The Department of Justice announced the ruling on Thursday, the culmination of a year-long legal case launched after the publication of Snowden’s memoir, ‘Permanent Record,’ last September.

“Edward Snowden violated his legal obligations to the United States, and therefore, his unlawful financial gains must be relinquished to the government,” Deputy Attorney General Jeffrey Rosen said in a statement. 

As this case demonstrates, the Department of Justice will not overlook the wrongful actions of those who seek to betray the trust reposed in them and to personally profit from their access to classified national security information.

A judge first ruled that Snowden would have to hand over proceeds from the book late last year, but until this week the court had not landed on a specific amount.
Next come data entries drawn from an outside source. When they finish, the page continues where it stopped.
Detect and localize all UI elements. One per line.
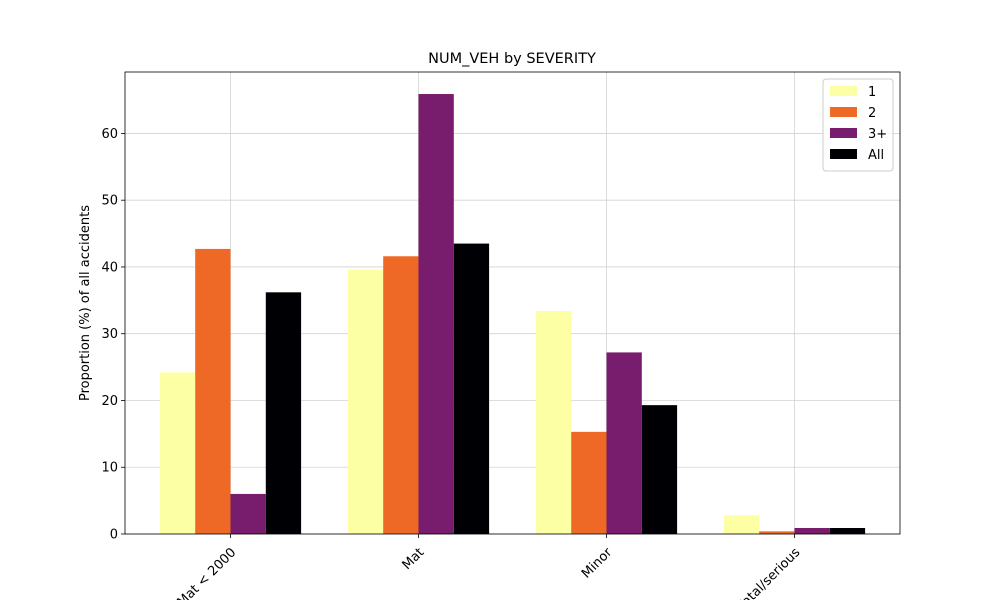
y-axis: 0 10 20 30 40 50 60 <box>101 127 125 543</box>
bars <box>159 94 866 534</box>
bar <box>230 493 266 534</box>
x-tick-label: Mat <box>400 545 428 573</box>
bar <box>759 531 795 534</box>
legend-swatch <box>830 128 857 138</box>
x-tick-label: Fatal/serious <box>735 545 804 600</box>
legend-label: 2 <box>868 106 876 121</box>
y-tick-label: 30 <box>101 327 118 342</box>
y-tick-label: 60 <box>101 127 118 142</box>
x-tick-label: Mat < 2000 <box>175 545 240 600</box>
grid <box>125 72 900 535</box>
legend-frame <box>822 78 894 172</box>
bar <box>571 431 607 534</box>
plot-frame <box>124 71 901 535</box>
legend-swatch <box>830 107 857 117</box>
y-tick-label: 40 <box>101 260 118 275</box>
x-tick-label: Minor <box>579 545 616 582</box>
bar <box>159 372 196 534</box>
bar <box>535 311 572 534</box>
chart-title: NUM_VEH by SEVERITY <box>428 51 596 67</box>
bar <box>418 94 454 534</box>
bar <box>829 527 866 534</box>
bar <box>383 256 419 534</box>
bar <box>641 405 678 534</box>
bar <box>606 352 642 534</box>
y-tick-label: 0 <box>110 528 118 543</box>
bar <box>347 269 384 534</box>
legend-label: All <box>868 148 884 163</box>
x-axis: Mat < 2000 Mat Minor Fatal/serious <box>175 534 804 600</box>
bar <box>723 515 760 534</box>
bar <box>195 248 231 534</box>
y-axis-label: Proportion (%) of all accidents <box>78 205 93 401</box>
y-tick-label: 20 <box>101 394 118 409</box>
legend-swatch <box>830 149 857 159</box>
legend: 1 2 3+ All <box>822 78 894 172</box>
bar <box>453 243 490 534</box>
y-tick-label: 50 <box>101 194 118 209</box>
legend-label: 3+ <box>868 127 887 142</box>
bar <box>265 292 302 534</box>
bar <box>794 527 830 534</box>
legend-label: 1 <box>868 85 876 100</box>
y-tick-label: 10 <box>101 461 118 476</box>
legend-swatch <box>830 86 857 96</box>
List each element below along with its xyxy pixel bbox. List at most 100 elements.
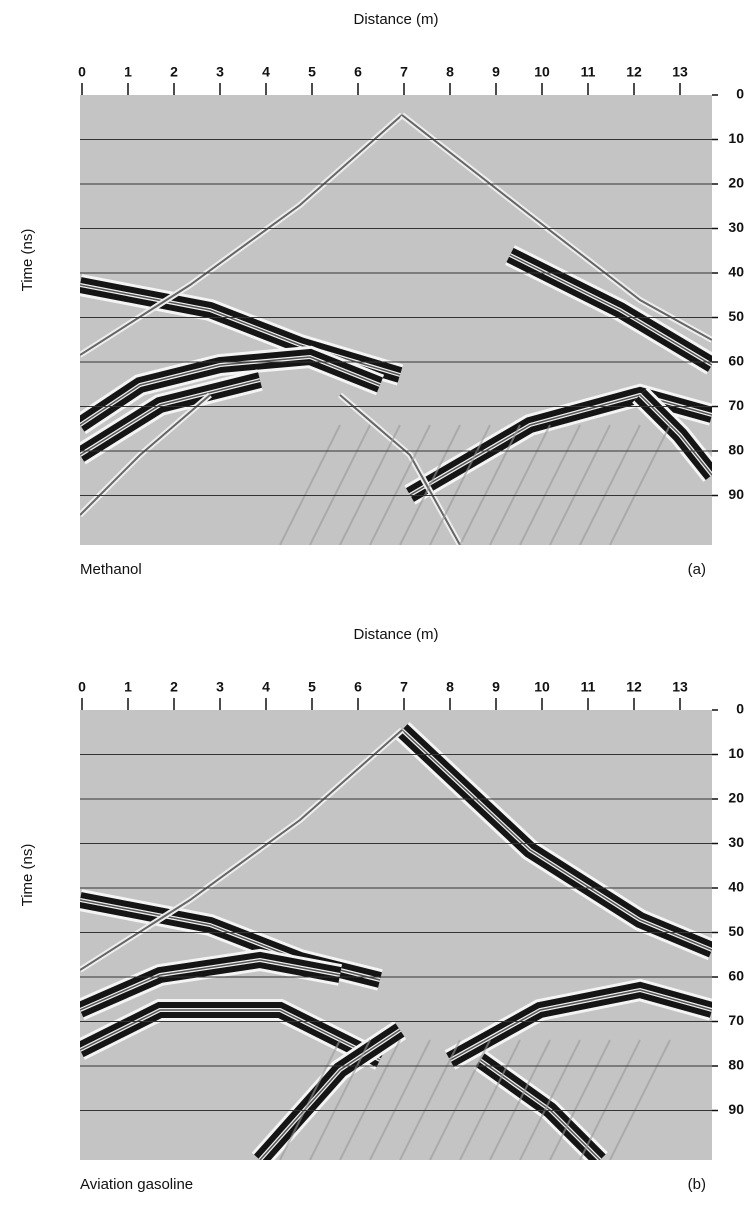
ripple: [429, 424, 491, 545]
ripple: [519, 1039, 581, 1160]
ripple: [399, 1039, 461, 1160]
y-tick-label: 20: [728, 790, 744, 806]
y-tick-label: 90: [728, 486, 744, 502]
ripple: [459, 424, 521, 545]
panel: Distance (m)Time (ns)0 1 2 3 4 5 6 7 8 9 10 11 12 130…: [19, 626, 744, 1193]
y-axis-title: Time (ns): [19, 229, 36, 292]
x-tick-label: 10: [534, 679, 550, 695]
y-axis-title: Time (ns): [19, 844, 36, 907]
x-tick-label: 1: [124, 679, 132, 695]
reflection: [259, 1029, 401, 1160]
reflection: [80, 729, 403, 971]
ripple: [339, 424, 401, 545]
x-tick-label: 8: [446, 64, 454, 80]
ripple: [459, 1039, 521, 1160]
x-tick-label: 5: [308, 679, 316, 695]
x-tick-label: 11: [581, 679, 596, 695]
ripple: [279, 424, 341, 545]
reflections: [80, 112, 712, 545]
reflection: [80, 356, 381, 426]
ripple: [519, 424, 581, 545]
x-tick-label: 12: [626, 64, 642, 80]
y-tick-label: 10: [728, 130, 744, 146]
x-tick-label: 8: [446, 679, 454, 695]
y-tick-label: 40: [728, 264, 744, 280]
ripple: [489, 424, 551, 545]
ripple: [609, 424, 671, 545]
y-tick-label: 10: [728, 745, 744, 761]
y-tick-label: 80: [728, 1057, 744, 1073]
ripple: [399, 424, 461, 545]
x-tick-label: 12: [626, 679, 642, 695]
x-tick-label: 2: [170, 64, 178, 80]
x-tick-label: 6: [354, 64, 362, 80]
y-tick-label: 60: [728, 353, 744, 369]
x-tick-label: 3: [216, 64, 224, 80]
radargram: [80, 95, 712, 545]
x-tick-label: 6: [354, 679, 362, 695]
y-tick-label: 40: [728, 879, 744, 895]
x-tick-label: 1: [124, 64, 132, 80]
y-tick-label: 80: [728, 442, 744, 458]
y-tick-label: 0: [736, 86, 744, 102]
x-tick-label: 3: [216, 679, 224, 695]
reflection: [401, 114, 712, 341]
reflection: [449, 989, 712, 1061]
ripple: [369, 424, 431, 545]
panel-label: (b): [688, 1176, 706, 1193]
panel-label: (a): [688, 561, 706, 578]
reflection: [80, 284, 401, 376]
reflection: [339, 394, 461, 545]
ripple: [579, 424, 641, 545]
x-axis-title: Distance (m): [353, 11, 438, 28]
ripple: [489, 1039, 551, 1160]
caption: Methanol: [80, 561, 142, 578]
y-tick-label: 70: [728, 397, 744, 413]
x-tick-label: 11: [581, 64, 596, 80]
x-tick-label: 10: [534, 64, 550, 80]
reflection: [401, 729, 712, 951]
ripple: [369, 1039, 431, 1160]
x-tick-label: 13: [672, 679, 688, 695]
y-tick-label: 70: [728, 1012, 744, 1028]
x-tick-label: 0: [78, 64, 86, 80]
ripple: [429, 1039, 491, 1160]
x-tick-label: 7: [400, 679, 408, 695]
x-tick-label: 2: [170, 679, 178, 695]
y-tick-label: 30: [728, 219, 744, 235]
reflection: [80, 114, 403, 356]
reflection: [80, 959, 341, 1011]
ripple: [549, 424, 611, 545]
ripple: [549, 1039, 611, 1160]
ripple: [279, 1039, 341, 1160]
y-tick-label: 50: [728, 923, 744, 939]
x-tick-label: 5: [308, 64, 316, 80]
ripple: [309, 424, 371, 545]
x-tick-label: 4: [262, 64, 270, 80]
y-tick-label: 90: [728, 1101, 744, 1117]
x-tick-label: 7: [400, 64, 408, 80]
x-tick-label: 4: [262, 679, 270, 695]
y-tick-label: 0: [736, 701, 744, 717]
panel: Distance (m)Time (ns)0 1 2 3 4 5 6 7 8 9 10 11 12 130…: [19, 11, 744, 578]
y-tick-label: 60: [728, 968, 744, 984]
reflection: [80, 379, 261, 456]
reflection: [80, 1009, 381, 1061]
ripple: [609, 1039, 671, 1160]
ripple: [309, 1039, 371, 1160]
x-axis-title: Distance (m): [353, 626, 438, 643]
radargram: [80, 710, 712, 1160]
caption: Aviation gasoline: [80, 1176, 193, 1193]
reflection: [409, 394, 712, 496]
x-tick-label: 9: [492, 679, 500, 695]
y-tick-label: 50: [728, 308, 744, 324]
x-tick-label: 13: [672, 64, 688, 80]
x-tick-label: 9: [492, 64, 500, 80]
y-tick-label: 20: [728, 175, 744, 191]
ripple: [579, 1039, 641, 1160]
y-tick-label: 30: [728, 834, 744, 850]
ripple: [339, 1039, 401, 1160]
x-tick-label: 0: [78, 679, 86, 695]
reflection: [639, 394, 712, 476]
While a recent CNN report asserted that he “agreed” to pay up last month, Snowden has insisted that is not the case, and his lawyers have maintained that the seizure is unlikely to happen while he remains in exile in Russia.

“This is not like he’s going to fork over the money. This gives them a judgment they were going to get anyways,” one of Snowden’s lawyers, Lawrence Lustberg, told CNN last week, adding that the government will have trouble accessing funds kept out of the US.

The government’s case against the whistleblower is centered on the claim that he flouted a mandatory pre-publication review for his book, violating non-disclosure agreements he signed with both the NSA and CIA. He is also said to have breached those deals with 56 “public speeches on intelligence-related matters.”

The civil lawsuit over the memoir is separate from criminal proceedings against Snowden for his prolific leaks of classified material in 2013, for which he has been charged under the World War I-era Espionage Act and faces up to 30 years behind bars. Washington has called for his extradition to face trial in the US, but Moscow has not complied with that demand.